Natural rubber production from the Association of Natural Rubber Producing Countries (ANRPC) increased by 8.2 per cent to 102.62 lakh tonnes in 2011, up from 94.88 lakh tonnes in 2010. But rubber production in January and February 2012 is expected to fall by 1.2 per cent, while consumption is expected to increase by 3.5 per cent.
The falling trend in global rubber production comes in the backdrop of favourable conditions emerging for raw material markets during the last couple of weeks, the ANRPC pointed out. Domestic consumption this year is anticipated to be higher by 4.7 per cent and touch 10.02 lakh tonnes.
The yielding area in India is expected to expand by 15,000 hectares this year.
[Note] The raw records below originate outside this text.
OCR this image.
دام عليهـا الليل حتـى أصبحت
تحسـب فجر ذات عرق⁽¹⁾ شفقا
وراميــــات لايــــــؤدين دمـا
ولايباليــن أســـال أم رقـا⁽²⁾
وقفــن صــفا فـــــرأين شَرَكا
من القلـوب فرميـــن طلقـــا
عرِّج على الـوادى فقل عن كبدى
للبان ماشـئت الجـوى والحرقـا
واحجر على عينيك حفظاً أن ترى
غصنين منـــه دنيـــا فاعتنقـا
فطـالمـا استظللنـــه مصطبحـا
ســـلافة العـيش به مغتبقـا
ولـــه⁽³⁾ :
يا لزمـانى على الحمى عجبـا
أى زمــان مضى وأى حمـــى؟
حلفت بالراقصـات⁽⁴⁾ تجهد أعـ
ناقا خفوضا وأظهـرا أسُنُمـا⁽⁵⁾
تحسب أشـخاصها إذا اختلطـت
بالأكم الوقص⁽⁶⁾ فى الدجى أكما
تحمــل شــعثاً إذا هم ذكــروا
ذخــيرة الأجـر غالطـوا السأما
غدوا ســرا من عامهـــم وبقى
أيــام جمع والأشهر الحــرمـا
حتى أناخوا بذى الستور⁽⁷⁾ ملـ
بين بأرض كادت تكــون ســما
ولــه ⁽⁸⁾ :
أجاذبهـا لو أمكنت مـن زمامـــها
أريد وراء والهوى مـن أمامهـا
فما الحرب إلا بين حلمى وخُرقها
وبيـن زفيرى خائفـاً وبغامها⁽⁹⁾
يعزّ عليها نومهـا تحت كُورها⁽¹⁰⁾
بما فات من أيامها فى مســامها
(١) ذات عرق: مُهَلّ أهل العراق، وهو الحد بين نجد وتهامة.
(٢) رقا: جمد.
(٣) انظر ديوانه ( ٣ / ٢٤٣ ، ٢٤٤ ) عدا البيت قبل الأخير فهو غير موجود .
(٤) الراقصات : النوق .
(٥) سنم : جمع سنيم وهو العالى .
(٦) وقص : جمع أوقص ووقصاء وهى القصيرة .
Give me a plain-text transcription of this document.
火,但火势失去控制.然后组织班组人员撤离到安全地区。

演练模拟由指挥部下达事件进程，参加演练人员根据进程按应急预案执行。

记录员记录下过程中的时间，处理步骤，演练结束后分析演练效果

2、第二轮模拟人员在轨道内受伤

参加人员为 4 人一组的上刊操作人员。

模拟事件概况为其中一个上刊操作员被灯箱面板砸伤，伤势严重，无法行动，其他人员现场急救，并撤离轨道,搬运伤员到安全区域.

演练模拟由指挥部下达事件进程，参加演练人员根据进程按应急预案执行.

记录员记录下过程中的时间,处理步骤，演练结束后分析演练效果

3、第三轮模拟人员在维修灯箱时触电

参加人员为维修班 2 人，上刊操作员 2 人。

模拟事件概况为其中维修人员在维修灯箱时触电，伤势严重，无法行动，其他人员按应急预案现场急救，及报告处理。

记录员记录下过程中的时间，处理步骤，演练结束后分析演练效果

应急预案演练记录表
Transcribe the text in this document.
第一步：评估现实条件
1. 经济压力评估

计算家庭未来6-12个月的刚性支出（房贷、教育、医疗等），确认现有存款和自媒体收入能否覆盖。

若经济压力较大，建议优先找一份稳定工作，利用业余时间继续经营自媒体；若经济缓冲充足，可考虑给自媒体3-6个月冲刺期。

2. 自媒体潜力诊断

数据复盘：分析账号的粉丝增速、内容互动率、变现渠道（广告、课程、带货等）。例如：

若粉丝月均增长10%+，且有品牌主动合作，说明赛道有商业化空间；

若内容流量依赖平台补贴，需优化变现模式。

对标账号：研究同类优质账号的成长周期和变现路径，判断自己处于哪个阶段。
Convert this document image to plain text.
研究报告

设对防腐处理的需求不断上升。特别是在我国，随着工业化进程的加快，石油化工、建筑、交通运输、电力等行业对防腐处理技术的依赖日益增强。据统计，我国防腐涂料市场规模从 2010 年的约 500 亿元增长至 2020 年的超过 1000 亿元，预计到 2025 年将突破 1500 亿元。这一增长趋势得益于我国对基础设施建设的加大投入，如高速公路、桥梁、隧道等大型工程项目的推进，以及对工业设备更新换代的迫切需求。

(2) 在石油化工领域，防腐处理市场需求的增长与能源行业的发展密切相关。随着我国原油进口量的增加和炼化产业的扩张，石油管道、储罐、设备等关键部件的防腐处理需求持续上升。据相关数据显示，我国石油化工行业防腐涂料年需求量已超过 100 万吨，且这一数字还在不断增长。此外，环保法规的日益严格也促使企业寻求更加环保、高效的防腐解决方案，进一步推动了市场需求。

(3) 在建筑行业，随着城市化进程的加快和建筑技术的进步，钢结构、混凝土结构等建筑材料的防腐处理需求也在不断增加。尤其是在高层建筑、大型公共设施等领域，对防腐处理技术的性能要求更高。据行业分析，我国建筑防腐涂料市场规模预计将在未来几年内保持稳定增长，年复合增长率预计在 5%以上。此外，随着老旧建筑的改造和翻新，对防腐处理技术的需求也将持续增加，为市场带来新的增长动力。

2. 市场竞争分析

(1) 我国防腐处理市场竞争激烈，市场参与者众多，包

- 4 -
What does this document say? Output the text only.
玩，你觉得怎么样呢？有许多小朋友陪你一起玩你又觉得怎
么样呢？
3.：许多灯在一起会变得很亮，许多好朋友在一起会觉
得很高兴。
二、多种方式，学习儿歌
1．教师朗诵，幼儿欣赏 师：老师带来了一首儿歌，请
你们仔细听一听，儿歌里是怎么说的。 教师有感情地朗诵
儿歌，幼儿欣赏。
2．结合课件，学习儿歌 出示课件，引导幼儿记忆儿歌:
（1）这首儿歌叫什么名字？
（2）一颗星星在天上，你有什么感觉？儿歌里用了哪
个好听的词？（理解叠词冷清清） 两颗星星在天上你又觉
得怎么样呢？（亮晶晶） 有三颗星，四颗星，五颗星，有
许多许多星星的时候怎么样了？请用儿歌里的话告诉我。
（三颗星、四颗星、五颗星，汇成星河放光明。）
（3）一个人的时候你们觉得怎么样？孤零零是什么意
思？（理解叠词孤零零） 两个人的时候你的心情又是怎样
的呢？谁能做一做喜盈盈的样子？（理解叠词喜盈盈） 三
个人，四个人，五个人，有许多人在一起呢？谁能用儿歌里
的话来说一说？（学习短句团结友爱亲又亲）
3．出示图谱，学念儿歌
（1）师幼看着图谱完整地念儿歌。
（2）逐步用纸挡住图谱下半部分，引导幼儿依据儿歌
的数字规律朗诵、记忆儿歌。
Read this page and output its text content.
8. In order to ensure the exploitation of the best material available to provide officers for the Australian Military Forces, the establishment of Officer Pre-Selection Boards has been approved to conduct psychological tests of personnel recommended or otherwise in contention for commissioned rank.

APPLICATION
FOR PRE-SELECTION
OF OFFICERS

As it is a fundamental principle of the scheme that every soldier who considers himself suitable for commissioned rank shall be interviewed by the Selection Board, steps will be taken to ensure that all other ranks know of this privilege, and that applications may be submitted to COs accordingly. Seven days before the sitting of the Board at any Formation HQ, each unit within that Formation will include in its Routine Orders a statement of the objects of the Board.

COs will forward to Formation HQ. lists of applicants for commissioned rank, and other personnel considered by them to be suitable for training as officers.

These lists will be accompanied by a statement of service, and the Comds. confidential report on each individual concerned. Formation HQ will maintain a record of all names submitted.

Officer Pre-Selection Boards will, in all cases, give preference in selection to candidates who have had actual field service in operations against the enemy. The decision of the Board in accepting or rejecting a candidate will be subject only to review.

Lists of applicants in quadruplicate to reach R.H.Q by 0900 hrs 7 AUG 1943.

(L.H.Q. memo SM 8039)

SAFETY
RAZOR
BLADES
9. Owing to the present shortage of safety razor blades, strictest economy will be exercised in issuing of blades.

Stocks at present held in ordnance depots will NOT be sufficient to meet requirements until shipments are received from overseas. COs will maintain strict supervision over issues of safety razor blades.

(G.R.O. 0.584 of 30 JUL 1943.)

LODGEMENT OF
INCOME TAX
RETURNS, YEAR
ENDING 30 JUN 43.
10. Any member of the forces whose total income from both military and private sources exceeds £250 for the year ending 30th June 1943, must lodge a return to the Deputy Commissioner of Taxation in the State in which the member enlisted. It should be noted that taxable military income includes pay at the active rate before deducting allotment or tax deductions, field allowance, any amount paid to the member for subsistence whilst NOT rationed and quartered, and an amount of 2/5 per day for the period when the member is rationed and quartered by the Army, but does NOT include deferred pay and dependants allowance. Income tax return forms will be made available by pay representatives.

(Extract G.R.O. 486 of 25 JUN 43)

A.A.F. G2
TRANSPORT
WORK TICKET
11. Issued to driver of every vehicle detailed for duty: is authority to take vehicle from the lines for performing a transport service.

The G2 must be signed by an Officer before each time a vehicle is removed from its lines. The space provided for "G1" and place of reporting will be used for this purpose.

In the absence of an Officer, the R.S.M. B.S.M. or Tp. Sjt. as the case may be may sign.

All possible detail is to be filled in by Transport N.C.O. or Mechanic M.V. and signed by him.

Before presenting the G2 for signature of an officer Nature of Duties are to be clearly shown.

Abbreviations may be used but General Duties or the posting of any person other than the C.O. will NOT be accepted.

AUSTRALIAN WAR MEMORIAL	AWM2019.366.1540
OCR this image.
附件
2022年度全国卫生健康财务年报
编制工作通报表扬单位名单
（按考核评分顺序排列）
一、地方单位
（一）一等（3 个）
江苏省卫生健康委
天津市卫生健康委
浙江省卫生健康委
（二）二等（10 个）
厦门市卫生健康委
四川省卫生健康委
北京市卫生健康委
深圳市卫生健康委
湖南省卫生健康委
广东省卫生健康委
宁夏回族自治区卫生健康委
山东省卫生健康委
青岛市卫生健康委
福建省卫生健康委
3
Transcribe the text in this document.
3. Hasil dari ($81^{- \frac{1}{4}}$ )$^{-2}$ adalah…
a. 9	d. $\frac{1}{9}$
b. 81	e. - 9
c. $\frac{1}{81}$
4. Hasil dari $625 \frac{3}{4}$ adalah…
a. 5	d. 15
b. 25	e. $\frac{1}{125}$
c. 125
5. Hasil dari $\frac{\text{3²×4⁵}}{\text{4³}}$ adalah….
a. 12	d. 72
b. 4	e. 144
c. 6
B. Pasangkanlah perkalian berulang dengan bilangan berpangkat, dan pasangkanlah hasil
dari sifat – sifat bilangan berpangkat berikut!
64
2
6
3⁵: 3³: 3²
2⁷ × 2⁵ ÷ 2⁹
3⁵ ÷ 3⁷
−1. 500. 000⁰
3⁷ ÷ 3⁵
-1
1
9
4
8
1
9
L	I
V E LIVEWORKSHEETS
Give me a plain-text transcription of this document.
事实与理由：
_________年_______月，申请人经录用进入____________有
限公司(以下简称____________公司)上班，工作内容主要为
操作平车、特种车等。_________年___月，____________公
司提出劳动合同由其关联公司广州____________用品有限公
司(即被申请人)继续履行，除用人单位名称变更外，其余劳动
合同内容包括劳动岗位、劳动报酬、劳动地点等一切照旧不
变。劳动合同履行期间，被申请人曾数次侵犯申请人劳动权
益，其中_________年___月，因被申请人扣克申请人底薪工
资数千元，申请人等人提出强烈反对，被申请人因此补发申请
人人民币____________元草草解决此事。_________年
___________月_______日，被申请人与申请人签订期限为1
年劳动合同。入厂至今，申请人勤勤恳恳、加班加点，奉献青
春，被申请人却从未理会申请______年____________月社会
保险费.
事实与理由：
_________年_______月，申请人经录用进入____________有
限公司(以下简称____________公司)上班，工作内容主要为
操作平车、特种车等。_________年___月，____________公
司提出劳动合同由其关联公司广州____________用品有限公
This includes 24,300 hectares of trees planted during 2005 and a small portion of 29,900 hectares of trees planted in 2006, which will come under tapping this year.
However 15,000 hectares under rubber trees will be uprooted for replanting. Apart from this, a small extent of yielding trees in the traditional region is expected to be discarded for other land-uses.
As regards the average yield, there are several constraints for India to improve from the current level, the ANRPC said. The sharp rise in the proportion of aged trees has been holding back productivity spurts in the recent past. Secondly, the production from low-yielding non-traditional areas would also be looking up. The growth in tender-yielding trees from 2012 is also expected to constrain productivity.
Geopolitical tension focused on Iran and the seasonal higher winter demand has resulted in crude oil prices spurting up. This also will have a positive impact on rubber prices, ANRPC said. With Brent crude oil price rising from around $108 a barrel during the last week of January to touch around $123 a barrel during the last week of February, natural rubber prices could rise, based on possible substitution from synthetic rubber to natural rubber. Strong positive influence of crude oil market on natural rubber prices has been evident since the beginning of February, the association said.
SHIFT TO NATURAL
Natural rubber has now become relative less-expensive than synthetic rubber. Until six months ago, natural rubber was around 30 per cent more expensive. ANRPC expected the downstream manufacturing industry to take advantage of the new situation by shifting in favour of natural rubber to the extent possible.
This is expected to shore up demand for natural rubber further. It predicted that if the relative share of natural rubber rises by even one per cent, this can expand the global demand by as much as 2,75,000 tonnes.